Take the Grand Tour
Thrilling to the Met's merge of painting and music
By pairing Pachelbel's Canon in D with images of men and women struggling up a foggy mountainside in The Mystery of Kaspar Hauser, Werner Herzog created an unforgettable portrait of the eternity of human suffering. Its effectiveness drew from the interplay between music and image: the music supplied the eternity, transforming individual circumstance into universal condition, while the image conveyed the humanity behind the suffering. On September 17 and 18, a similar reverberation between sound and image was had on the Metropolitan Museum of Art's Grand Tour, which paired four live miniconcerts of early music with paintings from the same era. Audiences traveled among the reinstalled New European Paintings Galleries to hear Quicksilver, Tenet, Dark Horse Consort, and Jory Vinikour play madrigals and motets beside the great canvases of Tintoretto and Vermeer. The result offered not just esthetic but also visceral insight into both the music and the art.
For example, in the gallery of 16th-century Venetian paintings, where Venus clings to her mythological lover in Titian's Venus and Adonis, the luscious play of muscle beneath the goddess's back seemed to throb in human, not metaphorical, response to the amorous lament "Sweet nightingale, you call to your dear companion singing 'Come to me my love'" in Monteverdi's Dolcissimo Uscignolo. In gallery 634, among the Dutch paintings collected by New York department store magnate Benjamin Altman, sackbuts and cornettos rang out a soundtrack of the lives portrayed on the walls. "Do you understand me now?" Rembrandt's stern self-portrait seemed to be saying. ("Yes, I do!" I wanted to shout back.)

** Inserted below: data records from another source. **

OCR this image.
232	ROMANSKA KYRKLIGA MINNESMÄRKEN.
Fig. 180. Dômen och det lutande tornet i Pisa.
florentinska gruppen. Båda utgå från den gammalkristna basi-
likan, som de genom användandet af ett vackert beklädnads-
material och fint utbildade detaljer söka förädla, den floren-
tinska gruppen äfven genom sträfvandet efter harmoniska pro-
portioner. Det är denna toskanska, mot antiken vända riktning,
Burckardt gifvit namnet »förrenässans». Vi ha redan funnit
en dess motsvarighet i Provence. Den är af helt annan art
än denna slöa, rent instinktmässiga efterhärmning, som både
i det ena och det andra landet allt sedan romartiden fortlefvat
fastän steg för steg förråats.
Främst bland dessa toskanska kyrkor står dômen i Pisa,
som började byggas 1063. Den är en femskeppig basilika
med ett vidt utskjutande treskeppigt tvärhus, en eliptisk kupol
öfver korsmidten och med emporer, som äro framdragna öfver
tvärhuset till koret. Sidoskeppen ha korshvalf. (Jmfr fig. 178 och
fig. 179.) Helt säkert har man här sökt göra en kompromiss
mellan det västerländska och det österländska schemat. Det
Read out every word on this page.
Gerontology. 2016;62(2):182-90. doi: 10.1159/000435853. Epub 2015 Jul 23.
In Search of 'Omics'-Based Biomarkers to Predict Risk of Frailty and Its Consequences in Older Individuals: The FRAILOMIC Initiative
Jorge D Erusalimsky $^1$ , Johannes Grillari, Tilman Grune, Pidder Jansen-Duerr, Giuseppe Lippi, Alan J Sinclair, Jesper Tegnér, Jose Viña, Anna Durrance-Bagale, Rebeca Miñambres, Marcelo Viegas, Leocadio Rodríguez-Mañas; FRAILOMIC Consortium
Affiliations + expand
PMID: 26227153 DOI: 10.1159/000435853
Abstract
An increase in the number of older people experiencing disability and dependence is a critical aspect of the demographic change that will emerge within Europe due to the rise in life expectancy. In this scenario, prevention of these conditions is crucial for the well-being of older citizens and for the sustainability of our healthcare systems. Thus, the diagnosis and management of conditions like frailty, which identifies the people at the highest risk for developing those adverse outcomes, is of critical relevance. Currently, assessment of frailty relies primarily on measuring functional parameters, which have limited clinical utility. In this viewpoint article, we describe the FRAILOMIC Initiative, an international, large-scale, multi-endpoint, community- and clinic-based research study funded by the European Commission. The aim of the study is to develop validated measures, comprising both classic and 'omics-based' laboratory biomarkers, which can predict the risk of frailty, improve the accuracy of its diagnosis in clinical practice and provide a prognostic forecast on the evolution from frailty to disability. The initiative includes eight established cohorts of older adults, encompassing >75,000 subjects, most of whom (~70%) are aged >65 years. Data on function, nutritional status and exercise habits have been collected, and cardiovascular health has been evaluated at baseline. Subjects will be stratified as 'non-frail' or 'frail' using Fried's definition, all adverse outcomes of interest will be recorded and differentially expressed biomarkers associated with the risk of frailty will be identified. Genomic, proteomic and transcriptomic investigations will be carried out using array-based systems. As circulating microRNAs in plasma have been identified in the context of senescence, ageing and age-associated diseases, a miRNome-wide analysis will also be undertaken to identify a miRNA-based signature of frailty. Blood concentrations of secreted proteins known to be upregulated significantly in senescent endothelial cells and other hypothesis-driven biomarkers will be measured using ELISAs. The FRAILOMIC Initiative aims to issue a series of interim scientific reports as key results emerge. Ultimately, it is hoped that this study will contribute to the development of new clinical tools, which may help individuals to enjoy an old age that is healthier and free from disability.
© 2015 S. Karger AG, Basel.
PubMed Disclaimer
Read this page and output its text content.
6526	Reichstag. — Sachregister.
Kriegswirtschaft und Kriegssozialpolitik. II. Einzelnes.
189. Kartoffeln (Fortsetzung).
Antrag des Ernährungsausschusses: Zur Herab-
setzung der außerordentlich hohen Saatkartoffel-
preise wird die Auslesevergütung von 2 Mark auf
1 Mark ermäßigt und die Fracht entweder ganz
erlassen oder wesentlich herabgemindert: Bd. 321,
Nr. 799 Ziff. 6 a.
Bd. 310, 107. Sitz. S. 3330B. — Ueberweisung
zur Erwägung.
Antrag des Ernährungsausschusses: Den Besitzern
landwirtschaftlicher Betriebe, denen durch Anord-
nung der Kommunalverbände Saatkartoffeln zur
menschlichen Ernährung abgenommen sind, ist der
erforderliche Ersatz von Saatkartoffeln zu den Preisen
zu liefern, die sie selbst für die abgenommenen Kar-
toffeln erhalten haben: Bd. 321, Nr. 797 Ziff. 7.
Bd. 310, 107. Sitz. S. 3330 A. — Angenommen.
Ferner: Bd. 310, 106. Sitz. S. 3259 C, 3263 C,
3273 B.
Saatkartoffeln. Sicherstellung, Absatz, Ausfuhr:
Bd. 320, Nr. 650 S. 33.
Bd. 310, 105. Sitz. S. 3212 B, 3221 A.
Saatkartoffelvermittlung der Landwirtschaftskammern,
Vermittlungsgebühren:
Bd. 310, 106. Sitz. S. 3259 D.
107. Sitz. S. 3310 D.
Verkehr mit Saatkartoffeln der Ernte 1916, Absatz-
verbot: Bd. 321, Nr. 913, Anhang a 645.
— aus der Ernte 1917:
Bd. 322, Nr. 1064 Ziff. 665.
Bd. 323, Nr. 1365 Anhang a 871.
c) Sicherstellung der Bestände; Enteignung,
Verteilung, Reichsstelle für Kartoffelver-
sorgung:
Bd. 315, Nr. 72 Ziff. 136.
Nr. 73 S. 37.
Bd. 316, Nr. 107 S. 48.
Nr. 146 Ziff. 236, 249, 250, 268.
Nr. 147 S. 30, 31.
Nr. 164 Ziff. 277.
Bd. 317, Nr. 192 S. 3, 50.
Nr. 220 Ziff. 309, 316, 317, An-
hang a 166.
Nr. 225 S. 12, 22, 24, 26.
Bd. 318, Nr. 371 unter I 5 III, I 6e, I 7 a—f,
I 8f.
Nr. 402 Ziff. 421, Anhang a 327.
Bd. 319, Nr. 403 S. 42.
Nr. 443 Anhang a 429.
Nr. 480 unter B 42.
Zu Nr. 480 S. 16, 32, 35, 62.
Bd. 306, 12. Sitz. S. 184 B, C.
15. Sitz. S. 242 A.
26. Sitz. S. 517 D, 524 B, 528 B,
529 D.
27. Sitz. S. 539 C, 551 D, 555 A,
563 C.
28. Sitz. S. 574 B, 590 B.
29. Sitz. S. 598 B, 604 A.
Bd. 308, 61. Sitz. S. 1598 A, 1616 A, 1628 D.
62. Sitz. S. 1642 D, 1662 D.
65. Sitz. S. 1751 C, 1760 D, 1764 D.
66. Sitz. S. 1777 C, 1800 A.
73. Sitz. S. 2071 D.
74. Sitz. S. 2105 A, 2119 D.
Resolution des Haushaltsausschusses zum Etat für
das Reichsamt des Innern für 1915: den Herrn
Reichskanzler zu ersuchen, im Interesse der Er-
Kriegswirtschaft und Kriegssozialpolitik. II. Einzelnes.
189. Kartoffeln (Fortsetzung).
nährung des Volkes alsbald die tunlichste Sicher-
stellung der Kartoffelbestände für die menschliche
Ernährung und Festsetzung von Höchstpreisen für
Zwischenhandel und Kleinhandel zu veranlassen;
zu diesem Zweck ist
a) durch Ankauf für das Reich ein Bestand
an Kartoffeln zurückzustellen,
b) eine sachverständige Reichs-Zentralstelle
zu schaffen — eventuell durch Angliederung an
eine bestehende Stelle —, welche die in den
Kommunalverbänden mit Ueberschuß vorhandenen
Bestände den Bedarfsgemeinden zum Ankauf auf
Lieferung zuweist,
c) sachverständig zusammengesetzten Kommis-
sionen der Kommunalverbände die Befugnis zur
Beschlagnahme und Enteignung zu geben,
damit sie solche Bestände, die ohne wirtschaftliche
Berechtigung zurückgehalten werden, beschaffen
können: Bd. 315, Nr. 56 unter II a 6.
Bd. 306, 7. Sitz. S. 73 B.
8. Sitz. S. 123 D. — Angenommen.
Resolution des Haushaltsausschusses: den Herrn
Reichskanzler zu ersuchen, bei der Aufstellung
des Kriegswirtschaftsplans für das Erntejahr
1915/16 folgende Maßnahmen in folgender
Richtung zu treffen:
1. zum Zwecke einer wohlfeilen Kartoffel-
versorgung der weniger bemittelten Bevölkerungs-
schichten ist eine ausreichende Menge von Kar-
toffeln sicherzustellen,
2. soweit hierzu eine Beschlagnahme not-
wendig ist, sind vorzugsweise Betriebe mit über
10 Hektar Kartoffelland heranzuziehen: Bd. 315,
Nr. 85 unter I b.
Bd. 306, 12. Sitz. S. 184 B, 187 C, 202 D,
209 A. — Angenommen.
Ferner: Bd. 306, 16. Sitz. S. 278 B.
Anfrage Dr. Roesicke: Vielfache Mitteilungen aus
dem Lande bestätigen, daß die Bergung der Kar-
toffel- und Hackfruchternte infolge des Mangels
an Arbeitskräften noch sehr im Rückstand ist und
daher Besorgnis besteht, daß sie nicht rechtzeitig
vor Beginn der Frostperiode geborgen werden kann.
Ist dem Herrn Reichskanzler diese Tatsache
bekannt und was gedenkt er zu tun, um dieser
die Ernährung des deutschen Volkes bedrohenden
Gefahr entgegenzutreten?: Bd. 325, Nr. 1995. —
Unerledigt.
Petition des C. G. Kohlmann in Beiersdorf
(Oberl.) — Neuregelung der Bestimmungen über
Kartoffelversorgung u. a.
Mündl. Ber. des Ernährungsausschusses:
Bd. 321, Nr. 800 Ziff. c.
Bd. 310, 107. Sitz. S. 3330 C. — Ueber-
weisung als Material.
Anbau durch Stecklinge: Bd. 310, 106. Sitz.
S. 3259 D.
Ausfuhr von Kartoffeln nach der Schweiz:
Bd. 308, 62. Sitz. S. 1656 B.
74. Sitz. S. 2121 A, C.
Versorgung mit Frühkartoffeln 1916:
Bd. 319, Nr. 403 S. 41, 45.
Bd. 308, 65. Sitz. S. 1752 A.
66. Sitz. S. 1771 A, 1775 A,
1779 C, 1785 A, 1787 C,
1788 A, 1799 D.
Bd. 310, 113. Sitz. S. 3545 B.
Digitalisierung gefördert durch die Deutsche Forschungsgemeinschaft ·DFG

Special mention should be made of the Quicksilver ensemble, who played in the gallery displaying huge canvases of the Italian Baroque. Their evocation of the stile moderno, music "with no agenda but the imagination of the composer-and no standard form but the passionate give-and-take of friends in conversation," in the words of co-director Robert Mealy, resounded with singular fervor, as if the players had found the music of their souls.
On their website, the Met describes the Grand Tour as a once-in-a-lifetime opportunity. We hope not. The living presence of the musicians vivified the works of the great painters, while the paintings' physicality concretized the music's transitoriness. Both sound and image profited, but not nearly as much as the lucky audience who took the Grand Tour. Hopefully, the Met will provide this wonderful opportunity for more Grand Tourists to come.